- A study led by the IIBM, together with Hospital 12 de Octubre, analyzes why some patients have a poor tolerance of a key treatment for advanced breast cancer less well than others
A team of researchers from the Pharmacogenomics and Tumor Biomarkers Group, led by Cristina Rodríguez-Antona at the Instituto de Investigaciones Biomédicas Sols-Morreale (IIBM), CSIC-UAM, in collaboration with the Medical Oncology Department at Hospital 12 de Octubre, the SOLTI group, and 26 Spanish hospitals, has investigated the factors that may explain the occurrence of adverse events in patients with advanced breast cancer treated with trastuzumab deruxtecan. The study results have been published in the journal ESMO Open.
Trastuzumab deruxtecan is an innovative treatment that combines an antibody targeting tumor cells with a chemotherapy drug, allowing cancer to be attacked more specifically. It has shown high efficacy in advanced breast cancer, especially in HER2-positive tumors or tumors with low HER2 expression. However, approximately 20% of patients must discontinue treatment due to side effects.
This work is part of the PROCURE Project, a multicenter study involving 26 Spanish hospitals and the SOLTI group, which investigates trastuzumab deruxtecan toxicity in patients with HER2-positive advanced breast cancer. The initiative integrates clinical and genetic data to advance more personalized oncology approaches.
The researchers analyzed 292 patients treated between 2022 and 2024 to determine whether genetic variations in the UGT1A1 gene could explain differences in toxicity. This gene had previously been associated with an increased risk of adverse events in other similar treatments.
The results show that, overall, genetic variants in the UGT1A1 gene do not predict which patients will develop greater toxicity with trastuzumab deruxtecan. No significant association was found with most adverse events, including pneumonitis, a lung inflammation that represents one of the most relevant side effects of this treatment.
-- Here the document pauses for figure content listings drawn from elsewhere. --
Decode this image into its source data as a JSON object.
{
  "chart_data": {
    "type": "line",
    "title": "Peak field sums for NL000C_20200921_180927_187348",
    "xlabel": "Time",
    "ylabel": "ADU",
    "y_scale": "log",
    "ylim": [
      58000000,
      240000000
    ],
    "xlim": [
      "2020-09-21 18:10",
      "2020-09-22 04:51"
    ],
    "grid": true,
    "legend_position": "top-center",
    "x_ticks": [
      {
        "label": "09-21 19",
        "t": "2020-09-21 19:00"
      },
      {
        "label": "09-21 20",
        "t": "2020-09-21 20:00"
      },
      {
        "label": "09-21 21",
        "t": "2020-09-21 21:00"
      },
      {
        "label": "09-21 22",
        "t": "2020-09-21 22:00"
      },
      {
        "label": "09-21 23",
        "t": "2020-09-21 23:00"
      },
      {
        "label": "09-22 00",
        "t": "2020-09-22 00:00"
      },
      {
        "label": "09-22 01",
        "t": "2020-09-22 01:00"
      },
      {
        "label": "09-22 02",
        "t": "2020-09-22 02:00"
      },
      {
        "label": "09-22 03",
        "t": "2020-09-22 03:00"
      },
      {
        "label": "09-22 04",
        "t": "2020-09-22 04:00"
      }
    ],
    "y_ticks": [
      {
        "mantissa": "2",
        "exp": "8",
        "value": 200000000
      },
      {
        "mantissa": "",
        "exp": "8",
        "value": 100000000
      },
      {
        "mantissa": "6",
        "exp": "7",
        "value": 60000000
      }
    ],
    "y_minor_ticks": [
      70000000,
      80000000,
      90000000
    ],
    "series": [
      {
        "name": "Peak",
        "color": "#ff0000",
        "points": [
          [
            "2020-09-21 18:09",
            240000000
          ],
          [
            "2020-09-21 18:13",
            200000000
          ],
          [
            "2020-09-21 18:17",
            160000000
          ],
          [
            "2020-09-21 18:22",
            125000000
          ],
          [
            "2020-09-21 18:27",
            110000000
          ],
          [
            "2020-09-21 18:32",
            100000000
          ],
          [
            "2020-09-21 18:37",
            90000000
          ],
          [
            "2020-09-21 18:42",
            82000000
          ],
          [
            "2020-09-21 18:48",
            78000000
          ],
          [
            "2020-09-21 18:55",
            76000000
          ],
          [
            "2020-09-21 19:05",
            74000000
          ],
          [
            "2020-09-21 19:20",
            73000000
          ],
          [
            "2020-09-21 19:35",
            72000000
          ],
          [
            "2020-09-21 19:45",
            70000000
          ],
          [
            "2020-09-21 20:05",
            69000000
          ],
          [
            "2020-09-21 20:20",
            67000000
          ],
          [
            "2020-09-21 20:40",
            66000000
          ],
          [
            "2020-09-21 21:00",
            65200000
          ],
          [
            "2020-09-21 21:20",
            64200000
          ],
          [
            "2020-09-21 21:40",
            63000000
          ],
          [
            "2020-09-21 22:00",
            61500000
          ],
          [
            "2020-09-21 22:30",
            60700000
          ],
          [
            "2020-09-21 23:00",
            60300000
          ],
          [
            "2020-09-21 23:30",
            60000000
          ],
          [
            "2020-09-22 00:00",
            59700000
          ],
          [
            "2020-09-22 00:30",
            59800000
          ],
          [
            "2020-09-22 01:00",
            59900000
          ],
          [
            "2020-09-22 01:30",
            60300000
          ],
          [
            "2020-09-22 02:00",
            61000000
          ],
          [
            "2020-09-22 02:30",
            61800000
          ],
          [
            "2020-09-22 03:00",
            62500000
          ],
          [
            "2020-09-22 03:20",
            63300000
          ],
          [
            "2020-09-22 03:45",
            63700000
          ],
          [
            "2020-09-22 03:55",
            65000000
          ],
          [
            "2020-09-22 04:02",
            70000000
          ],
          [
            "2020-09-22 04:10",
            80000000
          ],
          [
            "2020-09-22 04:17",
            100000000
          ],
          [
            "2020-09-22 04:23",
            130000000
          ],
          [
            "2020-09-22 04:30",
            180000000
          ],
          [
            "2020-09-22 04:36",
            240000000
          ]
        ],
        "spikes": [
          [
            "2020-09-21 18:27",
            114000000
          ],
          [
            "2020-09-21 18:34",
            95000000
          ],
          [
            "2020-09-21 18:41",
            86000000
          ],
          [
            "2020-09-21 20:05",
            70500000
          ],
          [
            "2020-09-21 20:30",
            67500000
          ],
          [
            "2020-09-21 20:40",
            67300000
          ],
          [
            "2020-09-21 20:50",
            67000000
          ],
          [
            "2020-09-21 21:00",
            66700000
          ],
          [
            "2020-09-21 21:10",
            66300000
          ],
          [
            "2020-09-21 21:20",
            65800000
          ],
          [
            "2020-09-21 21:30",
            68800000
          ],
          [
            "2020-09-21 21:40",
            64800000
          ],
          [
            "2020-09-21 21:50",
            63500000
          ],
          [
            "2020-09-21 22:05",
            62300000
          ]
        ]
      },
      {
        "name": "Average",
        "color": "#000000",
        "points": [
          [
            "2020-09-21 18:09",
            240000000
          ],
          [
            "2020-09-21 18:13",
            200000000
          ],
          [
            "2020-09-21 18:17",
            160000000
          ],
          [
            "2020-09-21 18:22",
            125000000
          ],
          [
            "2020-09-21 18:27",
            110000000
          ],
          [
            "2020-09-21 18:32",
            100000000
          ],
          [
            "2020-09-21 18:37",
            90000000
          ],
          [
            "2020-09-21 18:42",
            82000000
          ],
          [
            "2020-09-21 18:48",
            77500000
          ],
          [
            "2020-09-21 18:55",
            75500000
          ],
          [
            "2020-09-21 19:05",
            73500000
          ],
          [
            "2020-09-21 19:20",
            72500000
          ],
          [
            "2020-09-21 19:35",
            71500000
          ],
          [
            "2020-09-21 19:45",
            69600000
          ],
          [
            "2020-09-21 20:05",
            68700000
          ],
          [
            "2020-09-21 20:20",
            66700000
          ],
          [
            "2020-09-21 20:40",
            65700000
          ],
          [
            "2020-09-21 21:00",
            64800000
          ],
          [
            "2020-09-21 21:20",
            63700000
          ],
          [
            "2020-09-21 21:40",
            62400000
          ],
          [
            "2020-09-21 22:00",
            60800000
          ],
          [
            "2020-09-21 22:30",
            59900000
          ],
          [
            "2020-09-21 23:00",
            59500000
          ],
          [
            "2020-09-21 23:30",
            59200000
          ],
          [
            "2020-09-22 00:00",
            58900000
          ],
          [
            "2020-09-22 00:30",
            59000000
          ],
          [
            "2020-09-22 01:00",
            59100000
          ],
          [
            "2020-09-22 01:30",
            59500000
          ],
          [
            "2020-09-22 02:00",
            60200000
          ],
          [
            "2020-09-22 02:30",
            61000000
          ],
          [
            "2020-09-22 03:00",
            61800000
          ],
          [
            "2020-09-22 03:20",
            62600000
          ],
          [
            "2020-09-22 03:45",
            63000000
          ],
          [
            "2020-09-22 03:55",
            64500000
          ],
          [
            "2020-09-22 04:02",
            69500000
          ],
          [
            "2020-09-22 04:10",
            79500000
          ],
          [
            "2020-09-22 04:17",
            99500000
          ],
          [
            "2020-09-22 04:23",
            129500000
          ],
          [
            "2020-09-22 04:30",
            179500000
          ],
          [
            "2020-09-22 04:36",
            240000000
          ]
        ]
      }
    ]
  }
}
However, patients carrying a specific genotype (the *28/*28 genotype) showed a trend toward higher rates of neutropenia and gastrointestinal toxicity. Interestingly, these same patients also remained on treatment for a longer period of time.
Overall, the findings highlight the complexity of predicting trastuzumab deruxtecan toxicity and the need to identify new biomarkers that can better anticipate which patients are at greater risk of adverse events, thereby advancing more personalized oncology.
The study also underscores the importance of collaboration between research centers and hospitals — involving 26 Spanish hospitals — as well as the commitment of the patients, whose contribution was essential to carrying out this work.